Saat ini, pengalaman yang terakhir sedang saya syukuri betul-betul. Bagaimana tidak, sedikit sekali di antara banyak lulusan perguruan tinggi yang menemukan pengalaman serupa; keluar dari kampung halaman sendiri, bertemu dengan keseharian hidup masyarakat yang sama sekali berbeda dengan yang pernah dijumpai, lengkap dengan kompleksitas masalah mereka. Saya yakin, banyak hal yang tidak bisa saya katakan sebelum saya merasai pengalaman-pengalaman ini.

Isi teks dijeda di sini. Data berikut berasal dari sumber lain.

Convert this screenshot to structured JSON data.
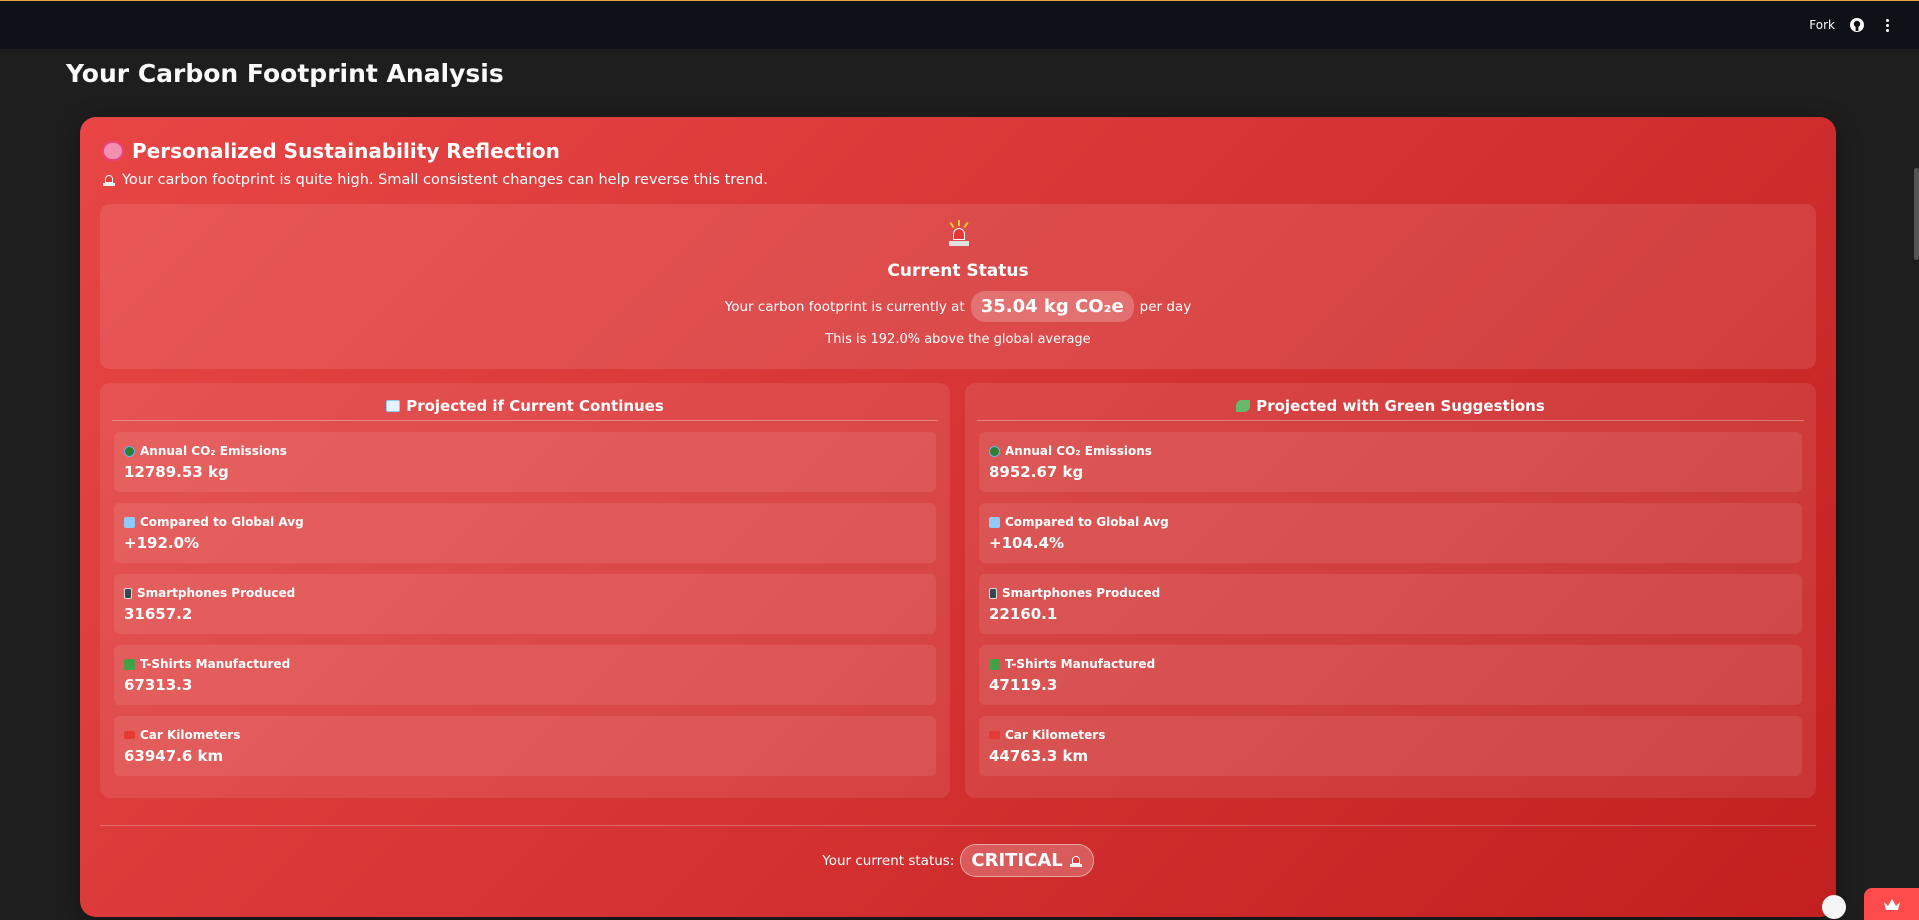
{
  "topbar": {
    "fork_label": "Fork",
    "github_icon": "github-icon",
    "menu_icon": "kebab-menu-icon"
  },
  "page_title": "Your Carbon Footprint Analysis",
  "reflection": {
    "title": "Personalized Sustainability Reflection",
    "title_icon": "brain-icon",
    "message": "Your carbon footprint is quite high. Small consistent changes can help reverse this trend.",
    "message_icon": "siren-icon"
  },
  "status": {
    "icon": "siren-icon",
    "title": "Current Status",
    "line_prefix": "Your carbon footprint is currently at",
    "value": "35.04 kg CO₂e",
    "line_suffix": "per day",
    "avg_line": "This is 192.0% above the global average"
  },
  "projections": {
    "current": {
      "title": "Projected if Current Continues",
      "title_icon": "chart-increasing-icon",
      "metrics": [
        {
          "icon": "globe-icon",
          "label": "Annual CO₂ Emissions",
          "value": "12789.53 kg"
        },
        {
          "icon": "bar-chart-icon",
          "label": "Compared to Global Avg",
          "value": "+192.0%"
        },
        {
          "icon": "phone-icon",
          "label": "Smartphones Produced",
          "value": "31657.2"
        },
        {
          "icon": "tshirt-icon",
          "label": "T-Shirts Manufactured",
          "value": "67313.3"
        },
        {
          "icon": "car-icon",
          "label": "Car Kilometers",
          "value": "63947.6 km"
        }
      ]
    },
    "green": {
      "title": "Projected with Green Suggestions",
      "title_icon": "herb-icon",
      "metrics": [
        {
          "icon": "globe-icon",
          "label": "Annual CO₂ Emissions",
          "value": "8952.67 kg"
        },
        {
          "icon": "bar-chart-icon",
          "label": "Compared to Global Avg",
          "value": "+104.4%"
        },
        {
          "icon": "phone-icon",
          "label": "Smartphones Produced",
          "value": "22160.1"
        },
        {
          "icon": "tshirt-icon",
          "label": "T-Shirts Manufactured",
          "value": "47119.3"
        },
        {
          "icon": "car-icon",
          "label": "Car Kilometers",
          "value": "44763.3 km"
        }
      ]
    }
  },
  "current_status": {
    "label": "Your current status:",
    "value": "CRITICAL",
    "icon": "siren-icon"
  },
  "colors": {
    "card_start": "#e84545",
    "card_end": "#c21f1f",
    "topbar": "#0e1117",
    "background": "#1e1e1e",
    "accent": "#ff4b4b"
  }
}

Hidup bersama realitas masyarakat kita nyatanya memang penting. Ia membantu kita melihat lebih jelas problema kehidupan di sekitar kita. Hingga kelak ketika kita diberi kesempatan mengelola sebagian aspek kehidupan orang banyak, kita lebih pandai merasa. Sederhananya, sisi tenggang rasa kita akan kehidupan kelompok menengah bawah mungkin akan lebih besar. Satu hal, sifat itu dibangun tak selalu harus dengan menjadi PM. Pada jarak yang lebih dekat, kita bisa mendekat ke tetangga sekitar tinggal kita. Poinnya sederhana; dekati kehidupan masyarakat dengan lebih jelas.

Saat melihat lebih dekat, kita mulai tahu mengapa banyak masyarakat kita yang mati-matian mengejar status PNS, mengapa banyak kebijakan pemerintah yang tidak cocok dengan masyarakat, mengapa mengandalkan pengawasan masyarakat akan pembangunan infrastruktur bukan hal yang mudah, mengapa kultur feodalisme begitu kuat, dan mengapa pegawai honor perlu mendapat kesempatan lebih besar untuk bisa bersaing dengan PNS.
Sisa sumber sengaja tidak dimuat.